Dalam KUHP yang berlaku masa penjajahan Belanda tersebut, jenis pidana utama bagi pribumi adalah pidana kerja, selain juga pidana mati dan denda. Pidana kerja ini dibagi menjadi pidana kerja paksa dan pidana dipekerjakan. Dalam kenyataannya, pidana kerja paksa ini identik dengan “pembuangan” karena pelaksanaannya dilakukan di luar dari daerah tempat keputusan pengadilan pertama dijatuhkan. Pembuangan ini dianggap sebagai upaya menambah penderitaan dari pidana kerja paksa tersebut. Tujuan utama dari pidana ini adalah untuk menunjang kepentingan kolonial, terutama kepentingan ekonomi, politik dan militer.

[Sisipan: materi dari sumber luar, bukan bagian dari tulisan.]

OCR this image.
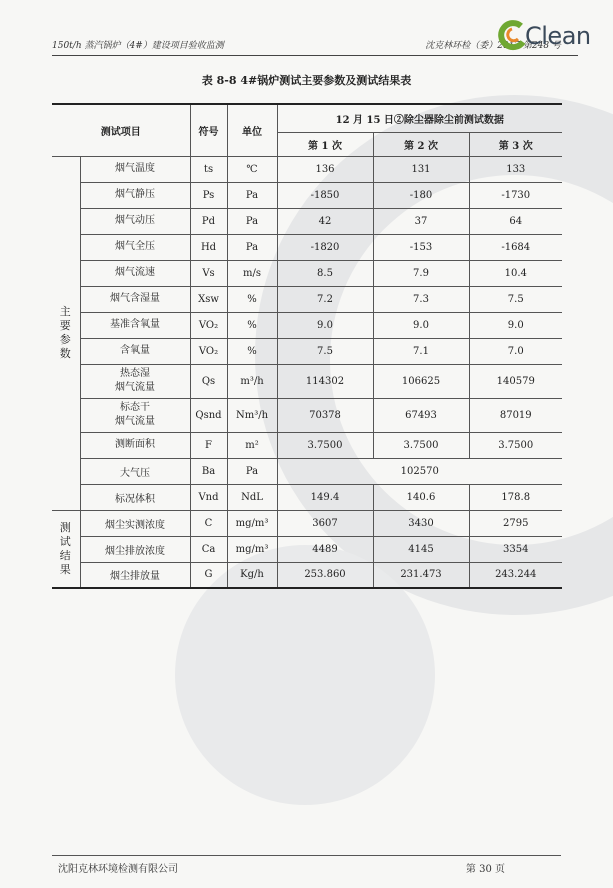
150t/h 蒸汽锅炉（4#）建设项目验收监测	沈克林环检（委）2017 第248 号
Clean
表 8-8 4#锅炉测试主要参数及测试结果表
测试项目		符号	单位	12 月 15 日②除尘器除尘前测试数据		
				第 1 次	第 2 次	第 3 次
主
要
参
数	烟气温度	ts	℃	136	131	133
	烟气静压	Ps	Pa	-1850	-180	-1730
	烟气动压	Pd	Pa	42	37	64
	烟气全压	Hd	Pa	-1820	-153	-1684
	烟气流速	Vs	m/s	8.5	7.9	10.4
	烟气含湿量	Xsw	%	7.2	7.3	7.5
	基准含氧量	VO₂	%	9.0	9.0	9.0
	含氧量	VO₂	%	7.5	7.1	7.0
	热态湿
烟气流量	Qs	m³/h	114302	106625	140579
	标态干
烟气流量	Qsnd	Nm³/h	70378	67493	87019
	测断面积	F	m²	3.7500	3.7500	3.7500
	大气压	Ba	Pa	102570		
	标况体积	Vnd	NdL	149.4	140.6	178.8
测
试
结
果	烟尘实测浓度	C	mg/m³	3607	3430	2795
	烟尘排放浓度	Ca	mg/m³	4489	4145	3354
	烟尘排放量	G	Kg/h	253.860	231.473	243.244
沈阳克林环境检测有限公司	第 30 页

Tahun 1905 muncul kebijakan baru. Jika sebelumnya terpidana kerja paksa di tempatkan jauh dari daerah asalnya, dengan kebijakan baru ini kerja paksa dilakukan dalam lingkungan tembok penampungan terpidana. Alasan munculnya kebijakan baru ini adalah kurangnya kegunaan pidana kerja paksa yang dilakukan sebelumnya, serta atas alasan tidak adanya pengawasan yang efektif (dengan munculnya pelarian dan pekerja yang “bermalasan”). Perubahan dengan alasan ini dianggap dapat memenuhi sifat “membuat takut” dari pidana penjara. Dalam kebijakan ini dilakukan pengkonsentrasian para terpidana kerja paksa pada pusat-pusat penampungan wilayah, disebut “penjara-penjara pusat”, yang juga difungsikan untuk menampung tahanan, sandera, dan lainnya.

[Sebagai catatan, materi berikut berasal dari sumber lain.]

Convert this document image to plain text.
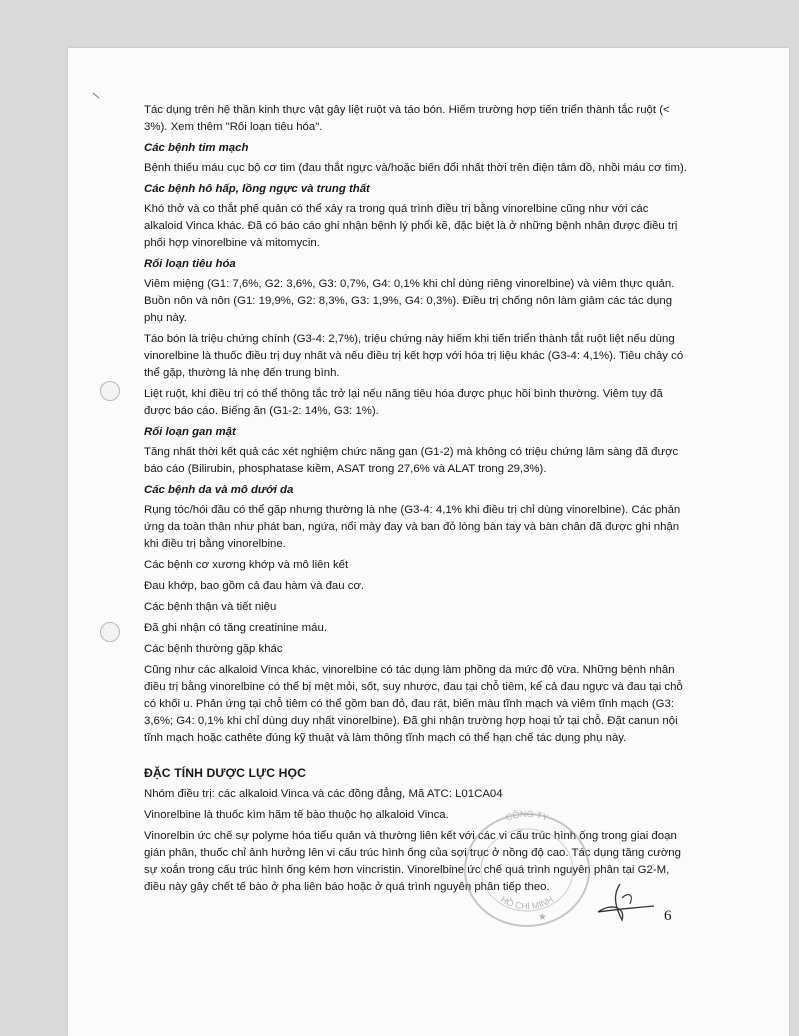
Tác dụng trên hệ thần kinh thực vật gây liệt ruột và táo bón. Hiếm trường hợp tiến triển thành tắc ruột (< 3%). Xem thêm "Rối loạn tiêu hóa".

Các bệnh tim mạch

Bệnh thiếu máu cục bộ cơ tim (đau thắt ngực và/hoặc biến đổi nhất thời trên điện tâm đồ, nhồi máu cơ tim).

Các bệnh hô hấp, lồng ngực và trung thất

Khó thở và co thắt phế quản có thể xảy ra trong quá trình điều trị bằng vinorelbine cũng như với các alkaloid Vinca khác. Đã có báo cáo ghi nhận bệnh lý phổi kẽ, đặc biệt là ở những bệnh nhân được điều trị phối hợp vinorelbine và mitomycin.

Rối loạn tiêu hóa

Viêm miệng (G1: 7,6%, G2: 3,6%, G3: 0,7%, G4: 0,1% khi chỉ dùng riêng vinorelbine) và viêm thực quản. Buồn nôn và nôn (G1: 19,9%, G2: 8,3%, G3: 1,9%, G4: 0,3%). Điều trị chống nôn làm giảm các tác dụng phụ này.

Táo bón là triệu chứng chính (G3-4: 2,7%), triệu chứng này hiếm khi tiến triển thành tắt ruột liệt nếu dùng vinorelbine là thuốc điều trị duy nhất và nếu điều trị kết hợp với hóa trị liệu khác (G3-4: 4,1%). Tiêu chảy có thể gặp, thường là nhẹ đến trung bình.

Liệt ruột, khi điều trị có thể thông tắc trở lại nếu năng tiêu hóa được phục hồi bình thường. Viêm tụy đã được báo cáo. Biếng ăn (G1-2: 14%, G3: 1%).

Rối loạn gan mật

Tăng nhất thời kết quả các xét nghiệm chức năng gan (G1-2) mà không có triệu chứng lâm sàng đã được báo cáo (Bilirubin, phosphatase kiềm, ASAT trong 27,6% và ALAT trong 29,3%).

Các bệnh da và mô dưới da

Rụng tóc/hói đầu có thể gặp nhưng thường là nhẹ (G3-4: 4,1% khi điều trị chỉ dùng vinorelbine). Các phản ứng da toàn thân như phát ban, ngứa, nổi mày đay và ban đỏ lòng bàn tay và bàn chân đã được ghi nhận khi điều trị bằng vinorelbine.

Các bệnh cơ xương khớp và mô liên kết

Đau khớp, bao gồm cả đau hàm và đau cơ.

Các bệnh thận và tiết niệu

Đã ghi nhận có tăng creatinine máu.

Các bệnh thường gặp khác

Cũng như các alkaloid Vinca khác, vinorelbine có tác dụng làm phồng da mức độ vừa. Những bệnh nhân điều trị bằng vinorelbine có thể bị mệt mỏi, sốt, suy nhược, đau tại chỗ tiêm, kể cả đau ngực và đau tại chỗ có khối u. Phản ứng tại chỗ tiêm có thể gồm ban đỏ, đau rát, biến màu tĩnh mạch và viêm tĩnh mạch (G3: 3,6%; G4: 0,1% khi chỉ dùng duy nhất vinorelbine). Đã ghi nhận trường hợp hoại tử tại chỗ. Đặt canun nội tĩnh mạch hoặc cathête đúng kỹ thuật và làm thông tĩnh mạch có thể hạn chế tác dụng phụ này.

ĐẶC TÍNH DƯỢC LỰC HỌC

Nhóm điều trị: các alkaloid Vinca và các đồng đẳng, Mã ATC: L01CA04

Vinorelbine là thuốc kìm hãm tế bào thuộc họ alkaloid Vinca.

Vinorelbin ức chế sự polyme hóa tiểu quản và thường liên kết với các vi cấu trúc hình ống trong giai đoạn gián phân, thuốc chỉ ảnh hưởng lên vi cấu trúc hình ống của sợi trục ở nồng độ cao. Tác dụng tăng cường sự xoắn trong cấu trúc hình ống kém hơn vincristin. Vinorelbine ức chế quá trình nguyên phân tại G2-M, điều này gây chết tế bào ở pha liên báo hoặc ở quá trình nguyên phân tiếp theo.

CÔNG TY
HỒ CHÍ MINH
★	6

Untuk para terpidana kerja paksa inilah didirikan bangunan-bangunan “penjara” yang menampung mereka pada malam hari. Pemisahan terpidana dalam “penjara” ini tidak dilakukan. Perlakuan terhadap terpidana sangat tidak manusiawi. Sementara untuk terpidana yang berasal dari kalangan Eropa sendiri, didirikan tempat pelaksanaan pidana khusus yang disebut sebagai Centrale Gevangenis voor Europeanen (Penjara Pusat untuk Orang-orang Eropa) ‘Jurnatan’ yang berada di Semarang. Berbeda dengan bangunan-bangunan “penjara” untuk pribumi yang dipidana kerja paksa, bangunan penjara ‘Jurnatan’ inilah bangunan pertama yang memang difungsikan khusus untuk tempat pelaksanaan pidana di Indonesia.

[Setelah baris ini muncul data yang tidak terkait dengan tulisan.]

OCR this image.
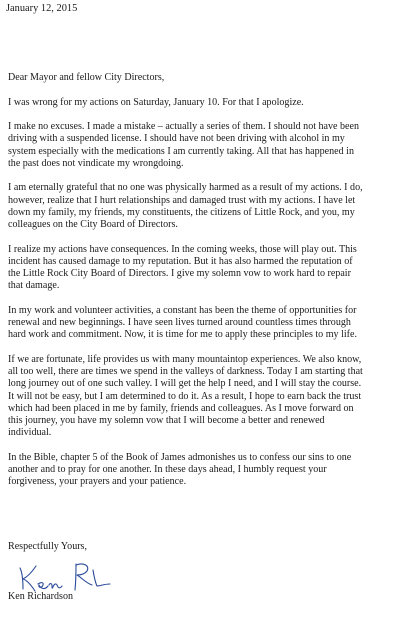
January 12, 2015

Dear Mayor and fellow City Directors,

I was wrong for my actions on Saturday, January 10. For that I apologize.

I make no excuses. I made a mistake – actually a series of them. I should not have been
driving with a suspended license. I should have not been driving with alcohol in my
system especially with the medications I am currently taking. All that has happened in
the past does not vindicate my wrongdoing.

I am eternally grateful that no one was physically harmed as a result of my actions. I do,
however, realize that I hurt relationships and damaged trust with my actions. I have let
down my family, my friends, my constituents, the citizens of Little Rock, and you, my
colleagues on the City Board of Directors.

I realize my actions have consequences. In the coming weeks, those will play out. This
incident has caused damage to my reputation. But it has also harmed the reputation of
the Little Rock City Board of Directors. I give my solemn vow to work hard to repair
that damage.

In my work and volunteer activities, a constant has been the theme of opportunities for
renewal and new beginnings. I have seen lives turned around countless times through
hard work and commitment. Now, it is time for me to apply these principles to my life.

If we are fortunate, life provides us with many mountaintop experiences. We also know,
all too well, there are times we spend in the valleys of darkness. Today I am starting that
long journey out of one such valley. I will get the help I need, and I will stay the course.
It will not be easy, but I am determined to do it. As a result, I hope to earn back the trust
which had been placed in me by family, friends and colleagues. As I move forward on
this journey, you have my solemn vow that I will become a better and renewed
individual.

In the Bible, chapter 5 of the Book of James admonishes us to confess our sins to one
another and to pray for one another. In these days ahead, I humbly request your
forgiveness, your prayers and your patience.

Respectfully Yours,
Ken Richardson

Kebijakan baru perlakuan terhadap terpidana ini mulai dilaksanakan oleh Kepala Urusan Kepenjaraan. Sejak saat ini pula kepenjaraan merupakan suatu urusan yang mempunyai pimpinan pusat dengan dilengkapi oleh para pejabat-pejabat seperti inspektur, direktur, pegawai teknik, dan administratif. Bangunan fisik penjara dikelilingi oleh tembok setinggi 4,5 meter, terdiri dari kamar-kamar besar yang menampung sekitar 25 orang terpidana. Namun demikian, karakteristik fisik penjara sentral yang besar, dengan kapasitas 700-2700 terpidana potensial menjadi tempat penularan kejahatan serta kekerasan antar narapidana.

Setelah ditetapkannya Wetboek van Strafrecht voor Nederlandsch Indie (sekarang dikenal dengan Kitab Undang-Undang Hukum Pidana) tanggal 15 Oktober 1915 (diberlakukan tanggal 1 Januari 1918), tidak dikenal lagi adanya “pidana kerja”, namun diganti dengan “pidana hilang kemerdekaan”. Bersamaan dengan diberlakukannya Wetbuk van Strafrecht ini diberlakukan pula Gestichten Reglement Staatsblad (Reglemen Penjara) 1917. Perubahan ini tidak terlalu menemukan kesulitan karena para terpidana kerja paksa sebelumnya juga sudah dikonsentrasikan di penjara-penjara sentral untuk merampas kebebasan bergeraknya. Pelaksanaan Reglemen Penjara ini baru benar-benar dilakukan sesudah tahun 1920, ketika digantinya sistem Penjara-Penjara Sentral dengan Sistem Penjara Pelaksana Pidana. Bersamaan dengan perubahan ke sistem Penjara Pelaksana Pidana ini, ditetapkan pula Rumah Tahanan untuk menampung orang-orang yang masih dalam proses pengadilan.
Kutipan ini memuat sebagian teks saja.